Here’s what WEA members should know about the new health care system:
- If the Legislature votes to fund the new K-12 health care agreement negotiated between Gov. Inslee and a coalition of education unions, the new system will begin in January of 2020. It will replace the current system in which K-12 educators’ health insurance is negotiated at the local district level.
- The Legislature can either approve or reject the negotiated health care agreement – legislators cannot amend or change it. No one can predict with 100 percent certainty what will happen, but there is no reason to believe the Legislature will reject the agreement. (The original law passed with bipartisan support.)
- Initial legislative budget proposals are expected in March, which will be the first sign of the Legislature’s action on the tentative agreement. The Legislature has until April 28 to pass a new two-year state budget within the regular session. If the budget is not done by then, special sessions will be required. That means we probably won’t know until at least the last week of April whether the Legislature funds the new K-12 health care system. (The final days of the session coincide with WEA Representative Assembly.)
- The state health care authority is negotiating with private insurance companies to determine which plans will be available to K-12 school employees in the new system. A variety of insurance plans will be offered, including Premera, Aetna, Kaiser Permanente and Providence. Many options will be available, although those options may vary by region.
- Until the insurance plans are determined and the new system is funded by the state, we don’t know how individual educators and their families will be affected by the new system. In general, part-time school employees and those with dependents likely will pay significantly less than they currently do. Individuals with no dependents may pay a bit more.
- Until the insurance plans are determined, we also won’t know exactly what co-pays, co-insurance or deductibles will be, but here is a draft from the health care authority that is subject to change. While these can’t be relied upon as final numbers, they do show those costs will vary by plan. The final rates and plans, including which plans will be available in specific counties, will be available in the summer.
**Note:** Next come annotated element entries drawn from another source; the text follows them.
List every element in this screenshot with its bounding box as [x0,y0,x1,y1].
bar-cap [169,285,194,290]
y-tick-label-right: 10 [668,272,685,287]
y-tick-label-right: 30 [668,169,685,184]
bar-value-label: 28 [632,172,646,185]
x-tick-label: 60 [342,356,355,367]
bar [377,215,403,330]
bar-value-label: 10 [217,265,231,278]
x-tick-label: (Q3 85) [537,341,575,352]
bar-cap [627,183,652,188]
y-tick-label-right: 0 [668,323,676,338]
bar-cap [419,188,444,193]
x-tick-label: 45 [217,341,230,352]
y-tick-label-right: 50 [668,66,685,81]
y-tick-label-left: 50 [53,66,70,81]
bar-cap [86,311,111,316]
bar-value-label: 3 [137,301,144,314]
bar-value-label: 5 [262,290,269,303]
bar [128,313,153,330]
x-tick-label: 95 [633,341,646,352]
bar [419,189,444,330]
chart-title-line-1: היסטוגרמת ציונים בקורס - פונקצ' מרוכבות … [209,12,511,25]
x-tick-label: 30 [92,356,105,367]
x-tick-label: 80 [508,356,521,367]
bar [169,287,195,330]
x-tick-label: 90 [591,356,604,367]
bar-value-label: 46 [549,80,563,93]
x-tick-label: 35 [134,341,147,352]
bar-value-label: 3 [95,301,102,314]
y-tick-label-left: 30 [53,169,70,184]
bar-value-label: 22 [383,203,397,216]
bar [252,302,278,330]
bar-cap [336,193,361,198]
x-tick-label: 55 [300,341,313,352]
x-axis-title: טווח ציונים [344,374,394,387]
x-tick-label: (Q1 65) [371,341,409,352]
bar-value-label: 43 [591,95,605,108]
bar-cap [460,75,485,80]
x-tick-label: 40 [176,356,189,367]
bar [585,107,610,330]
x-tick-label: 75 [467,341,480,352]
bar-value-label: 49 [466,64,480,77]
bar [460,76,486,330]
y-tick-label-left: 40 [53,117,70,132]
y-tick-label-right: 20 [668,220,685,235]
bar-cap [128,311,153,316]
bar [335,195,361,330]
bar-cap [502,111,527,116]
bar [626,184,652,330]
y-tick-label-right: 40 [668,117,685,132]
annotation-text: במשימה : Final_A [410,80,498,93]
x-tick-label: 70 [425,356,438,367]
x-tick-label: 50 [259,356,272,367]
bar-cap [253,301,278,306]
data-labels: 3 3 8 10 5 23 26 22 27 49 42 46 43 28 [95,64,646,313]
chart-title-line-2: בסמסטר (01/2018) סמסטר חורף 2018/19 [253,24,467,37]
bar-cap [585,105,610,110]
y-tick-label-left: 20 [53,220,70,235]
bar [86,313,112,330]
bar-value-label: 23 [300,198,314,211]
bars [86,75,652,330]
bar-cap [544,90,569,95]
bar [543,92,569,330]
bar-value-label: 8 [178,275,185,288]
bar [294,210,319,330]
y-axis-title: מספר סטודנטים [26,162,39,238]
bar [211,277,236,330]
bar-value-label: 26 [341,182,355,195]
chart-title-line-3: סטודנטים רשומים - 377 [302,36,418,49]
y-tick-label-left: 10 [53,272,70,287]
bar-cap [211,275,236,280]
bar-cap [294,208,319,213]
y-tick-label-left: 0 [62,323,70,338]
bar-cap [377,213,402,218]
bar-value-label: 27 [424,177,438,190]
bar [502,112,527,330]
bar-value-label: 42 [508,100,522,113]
- Educators who have access to insurance from another source may opt out of insurance through the new state-run K-12 health care system. That includes educators who are currently covered by a spouse or partner’s insurance.
- Any school employee anticipated to work 630 hours a year is eligible (an average of 3.5 hours a day). It’s the same whether you’re full-time or part-time, certificated or classified, instructional or administrative, from a little district or a big one.
- Health insurance spreads the cost and risk across a large pool of people. The new K-12 health care system is expected to cover as many as 300,000 people, including thousands of school employees who could not afford insurance previously.